Wherever they live, they historically have been treated as second-class citizens. They have been victims of genocide, gassed and tortured. They would like their own homeland, but it has always been denied them.

Kevin McKiernan has lived among the Kurds for lengthy periods, often as the only American journalist. A veteran war correspondent whose career has taken him to some of the world's most troubled regions, he has reported for ABC, CBS, NBC and PBS. His new book, "The Kurds," is part history, part journalistic reportage and part personal memoir.

He undoubtedly is correct that few Americans are aware of Kurdish history because our media have ignored them. We are aware of them now, though, because they play a role in the government of Iraq. Iraq's president, Jalal Talabani, is a Kurd.

The book is divided into four parts: a history of the Kurds, their war against Turkey (yes, they did rebel in the 1990s even if most Americans were unaware of it), the war in Iraq and the present situation of the Kurds there.

Perhaps the most fascinating parts, though, concern McKiernan's adventures while covering the wars in the mountains and cities of Iraqi and Turkish Kurdistan. He was on his own to get stories by making friends with the Kurdish leaders.

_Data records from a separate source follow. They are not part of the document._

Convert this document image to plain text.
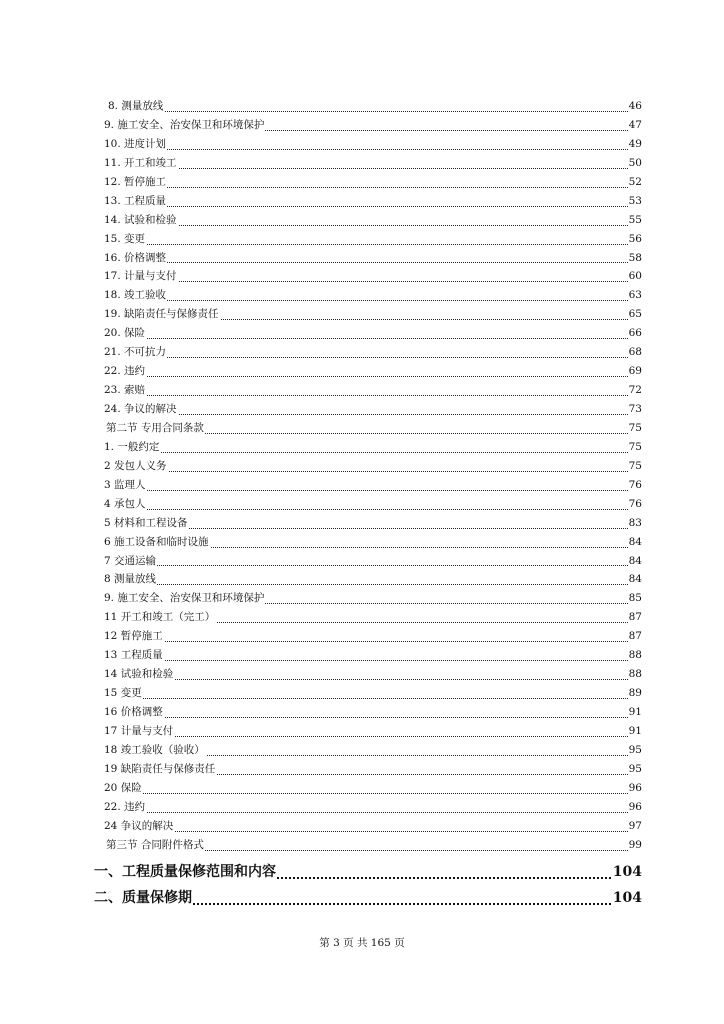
8. 测量放线	46
9. 施工安全、治安保卫和环境保护	47
10. 进度计划	49
11. 开工和竣工	50
12. 暂停施工	52
13. 工程质量	53
14. 试验和检验	55
15. 变更	56
16. 价格调整	58
17. 计量与支付	60
18. 竣工验收	63
19. 缺陷责任与保修责任	65
20. 保险	66
21. 不可抗力	68
22. 违约	69
23. 索赔	72
24. 争议的解决	73
第二节 专用合同条款	75
1. 一般约定	75
2 发包人义务	75
3 监理人	76
4 承包人	76
5 材料和工程设备	83
6 施工设备和临时设施	84
7 交通运输	84
8 测量放线	84
9. 施工安全、治安保卫和环境保护	85
11 开工和竣工（完工）	87
12 暂停施工	87
13 工程质量	88
14 试验和检验	88
15 变更	89
16 价格调整	91
17 计量与支付	91
18 竣工验收（验收）	95
19 缺陷责任与保修责任	95
20 保险	96
22. 违约	96
24 争议的解决	97
第三节 合同附件格式	99
一、工程质量保修范围和内容	104
二、质量保修期	104
第 3 页 共 165 页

He is one of a few reporters who have interviewed members of al-Qaida, photographed the militants and lived to write about it.

He devotes a chapter to his arrangements for "60 Minutes" to interview Kurdish leader Abdullah Ocalan in 1995. This included sneaking Ocalan into Syria and then to Beirut, where Ed Bradley interviewed him.

Like nearly everyone else, McKiernan was convinced that Saddam Hussein possessed weapons of mass destruction. Hussein had, after all, used them against the Kurds in 1988 when chemical bombs killed 5,000 Kurds in the town of Halabja. McKiernan feared that Hussein would use them again and was angered that the Kurds were not issued gas masks after the United States promised to provide them prior to the invasion of Iraq. He raised the issue with Sens. Joseph Biden and Chuck Hagel, who visited northern Iraq in December 2002, and they assured McKiernan that they would raise the issue with the Bush administration.

A human interest story concerns McKiernan's driver, Karzan Mahmoud, who was shot 23 times by al-Qaida in an assassination attempt on the Kurdish prime minister. McKiernan brought him to the United States, where a friend in a Boston hospital arranged for multiple operations. Eventually, Karzan joined the staff of the Iraqi Embassy in Canada.

Today, McKiernan says, the Kurds are "America's best (and perhaps only) friend in Iraq." They have their independence in all but name. They may use the Kurdish language, which had been forbidden before. Kurdish rather than Iraqi flags fly in the three Kurdish provinces. There is greater prosperity than the Kurds have ever known and passports of visitors entering northern Iraq are stamped "Iraqi Kurdistan."

Kurdish politicians proclaim that they are Iraqis first. However, McKiernan says, "The talk of 'Iraqis first' remains a fiction for outside consumption, a necessary means to an end." The yearning for Kurdish independence runs counter to U.S. plans for a unified country, and any moves toward formalizing independence would risk the loss of U.S. protection from hostile neighbors like Turkey.

McKiernan says that the Kurds are more estranged from other Iraqis than they had been before the invasion. Most Kurds, he says, "want nothing to do with Iraq's Arab majority or the growing anarchy in the rest of the country."

The Kurds are convinced that they have a homeland and want the rest of the world to recognize it.